Öyle ya da böyle Türkiye’de yaşayan Müslümanların ekseriyetinin bir ‘cemaat’ olarak kabul ettiği ve ona göre pozisyon aldığı bir yapının geldiği noktanın şaşkınlığını henüz kimse üzerinden atabilmiş değil. Kimi Mavi Marmara hadisesinde, kimi dershanelerin kapatılmasının konuşulduğu zamanlarda, kimi 17-25 Aralık darbe girişimi sürecinde, kimi ise 15 Temmuz işgal teşebbüsü esnasında yüzleşti bu gerçekle. Aslına bakarsanız bu öyle bir çırpıda kenara konulup unutulabilecek bir mevzu da değil.
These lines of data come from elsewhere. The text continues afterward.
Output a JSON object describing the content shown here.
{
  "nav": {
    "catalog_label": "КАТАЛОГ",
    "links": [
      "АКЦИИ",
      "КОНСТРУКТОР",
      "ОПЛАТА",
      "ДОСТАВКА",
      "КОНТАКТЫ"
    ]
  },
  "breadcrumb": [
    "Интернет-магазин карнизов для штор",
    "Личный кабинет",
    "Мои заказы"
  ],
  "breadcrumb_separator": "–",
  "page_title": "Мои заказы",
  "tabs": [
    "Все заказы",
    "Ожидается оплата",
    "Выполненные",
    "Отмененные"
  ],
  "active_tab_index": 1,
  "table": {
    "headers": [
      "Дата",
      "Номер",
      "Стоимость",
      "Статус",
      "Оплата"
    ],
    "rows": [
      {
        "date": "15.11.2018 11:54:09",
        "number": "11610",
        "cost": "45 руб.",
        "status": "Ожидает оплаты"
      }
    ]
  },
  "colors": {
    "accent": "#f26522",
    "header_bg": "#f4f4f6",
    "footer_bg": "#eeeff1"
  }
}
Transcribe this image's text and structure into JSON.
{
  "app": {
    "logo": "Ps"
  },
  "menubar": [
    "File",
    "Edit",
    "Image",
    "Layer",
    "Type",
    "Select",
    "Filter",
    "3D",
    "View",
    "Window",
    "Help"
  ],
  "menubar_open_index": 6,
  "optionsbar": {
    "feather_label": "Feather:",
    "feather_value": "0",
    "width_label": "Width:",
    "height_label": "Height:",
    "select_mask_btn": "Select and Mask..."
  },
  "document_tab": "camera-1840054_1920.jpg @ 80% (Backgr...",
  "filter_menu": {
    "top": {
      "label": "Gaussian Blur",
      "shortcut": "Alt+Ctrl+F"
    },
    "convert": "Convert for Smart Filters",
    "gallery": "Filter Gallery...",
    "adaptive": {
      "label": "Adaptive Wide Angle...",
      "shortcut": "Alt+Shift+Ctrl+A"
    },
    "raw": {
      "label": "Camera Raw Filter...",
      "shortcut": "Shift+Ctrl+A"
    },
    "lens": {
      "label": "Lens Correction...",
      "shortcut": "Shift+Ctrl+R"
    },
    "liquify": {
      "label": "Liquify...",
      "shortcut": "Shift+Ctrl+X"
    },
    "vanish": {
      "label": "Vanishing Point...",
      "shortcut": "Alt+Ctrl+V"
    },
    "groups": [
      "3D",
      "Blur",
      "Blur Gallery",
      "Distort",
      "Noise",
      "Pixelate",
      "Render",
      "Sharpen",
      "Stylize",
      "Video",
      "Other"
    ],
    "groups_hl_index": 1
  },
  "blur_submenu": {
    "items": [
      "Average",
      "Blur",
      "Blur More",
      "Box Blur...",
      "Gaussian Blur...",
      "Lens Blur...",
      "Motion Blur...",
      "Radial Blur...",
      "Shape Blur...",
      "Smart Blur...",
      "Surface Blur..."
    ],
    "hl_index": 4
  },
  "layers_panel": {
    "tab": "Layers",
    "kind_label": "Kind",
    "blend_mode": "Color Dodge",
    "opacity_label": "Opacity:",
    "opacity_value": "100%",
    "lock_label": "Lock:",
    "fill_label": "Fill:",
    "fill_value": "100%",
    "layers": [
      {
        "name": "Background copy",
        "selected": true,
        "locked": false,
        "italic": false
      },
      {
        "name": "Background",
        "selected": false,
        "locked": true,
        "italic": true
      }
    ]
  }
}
Biraz abartıyor görünebilirim ama yaşadıklarımızı bir anlamda travma olarak nitelemek durumundayız.
Tekrar tekrar dinlediğiniz, seyrettiğiniz, okuduğunuz, konuştuğunuz, anlattığınız, yaşadığınız şeyleri bir kez daha sizlere anlatacak değilim. Bu konuda artık gına geldiğini ben de biliyorum. Bir an evvel dünyanın en büyük çukuruna gömülsün, üzerine kireç dökülsün ve öylece unutalım istiyoruz her birimiz. Toplumun tüm katmanlarına, ailelerin kimi fertlerine, siyasi partilerin karar alma mekanizmalarına, ticaret hayatının göbeğine, bürokrasinin hemen her noktasına, kurumsal şirketlerin insan kaynakları, teftiş ya da bilgi işlem merkezleri başta olmak üzere hemen hemen tüm kritik noktalarına, güvenlik kurumlarımızın neredeyse tamamına, en çok güvendiğimiz, kritik dönemlerde kulaklarımızın sesini aradığı, kriz anlarında gözlerimizin boyunu posunu görmeyi arzu ettiği liderimizin hemen yanı başına kadar örgütlenmiş yarım asırlık bir oluşumdan söz ediyoruz. Bunda baştan ayağa her birimizin öyle ya da böyle katkı sağladığımızın farkında oluşumuzun travmamızın da esas sebebi olduğunu düşünüyorum.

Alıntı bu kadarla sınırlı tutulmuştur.